Food production is identified as the most significant driver of terrestrial biodiversity loss. With the global population projected to reach 9.7 billion by 2050, pressure on land, water and ecosystems will intensify. Current trends indicate ecosystem degradation is highly likely to continue beyond 2050. International commitments such as the Kunming–Montreal Global Biodiversity Framework aim to reverse these trends through targets including protecting 30% of land and oceans by 2030, restoring 30% of degraded nature and mobilising US$700 billion in finance.
Biodiversity loss impacts national security
Nature is described as a foundation of national security, providing essential services such as food, water, clean air and climate regulation. Biodiversity loss undermines these services, increasing risks of food insecurity, inflation, health impacts and supply chain disruption. These pressures can escalate into political instability, extremism, serious organised crime and interstate conflict.

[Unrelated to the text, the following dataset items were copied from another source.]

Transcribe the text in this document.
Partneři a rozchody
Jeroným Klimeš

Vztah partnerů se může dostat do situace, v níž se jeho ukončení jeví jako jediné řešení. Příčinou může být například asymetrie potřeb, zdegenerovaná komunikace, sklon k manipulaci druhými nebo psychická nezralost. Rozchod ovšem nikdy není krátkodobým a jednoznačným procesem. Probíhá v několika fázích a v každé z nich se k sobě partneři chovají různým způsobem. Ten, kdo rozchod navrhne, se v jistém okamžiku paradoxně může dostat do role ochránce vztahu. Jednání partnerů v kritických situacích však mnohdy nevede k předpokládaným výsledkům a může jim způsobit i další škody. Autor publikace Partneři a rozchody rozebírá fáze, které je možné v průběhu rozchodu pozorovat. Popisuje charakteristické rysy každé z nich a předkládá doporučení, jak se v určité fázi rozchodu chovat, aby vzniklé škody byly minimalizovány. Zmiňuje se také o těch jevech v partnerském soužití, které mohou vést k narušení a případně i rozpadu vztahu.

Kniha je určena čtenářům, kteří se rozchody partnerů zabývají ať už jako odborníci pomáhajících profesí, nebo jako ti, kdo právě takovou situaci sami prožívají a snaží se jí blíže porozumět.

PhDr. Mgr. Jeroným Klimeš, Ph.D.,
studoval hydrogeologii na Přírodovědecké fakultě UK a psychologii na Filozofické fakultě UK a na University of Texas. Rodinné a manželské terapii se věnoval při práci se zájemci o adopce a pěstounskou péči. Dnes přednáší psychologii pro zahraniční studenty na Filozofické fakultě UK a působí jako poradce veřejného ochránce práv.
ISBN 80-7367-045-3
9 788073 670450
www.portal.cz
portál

The report illustrates cascading risks through case studies, including crop failures contributing to migration and instability. Increasing scarcity of natural resources is expected to heighten competition between states and non-state actors, exacerbate existing conflicts and create new security challenges for the UK and its allies.
Critical ecosystems are at risk of collapsing
The assessment identifies six ecosystem regions as critical for UK national security due to the scale and speed of potential collapse and their global impacts: the Amazon rainforest, Congo Basin, South-East Asian coral reefs and mangroves, the Himalayas, and boreal forests in Russia and Canada. Some ecosystems, such as coral reefs and boreal forests, may begin collapsing from around 2030, with rainforests and mangroves potentially following from 2050.
Crossing ecological tipping points would lead to irreversible loss of ecosystem functions, accelerating climate change and biodiversity loss. Preventing collapse would require significant reductions in human pressures alongside ecosystem protection and restoration. Restoration is more feasible for some ecosystems, such as tropical forests, than others, including coral reefs.
Ecosystem collapse and UK Food Security
The UK imports around 40% of its food, over 25% from Europe, and is heavily reliant on imports for fruit, vegetables, sugar, animal feed and fertilisers. Ecosystem degradation in major food-producing regions would increase global scarcity and prices, potentially limiting the UK’s ability to secure affordable imports.
The report concludes that full food self-sufficiency is currently unrealistic without major dietary change, efficiency gains and investment. Protecting and restoring ecosystems is assessed as more reliable and cost-effective than relying solely on unproven technological solutions. Strengthening ecosystem resilience and food system efficiency is therefore central to reducing long-term national security risks.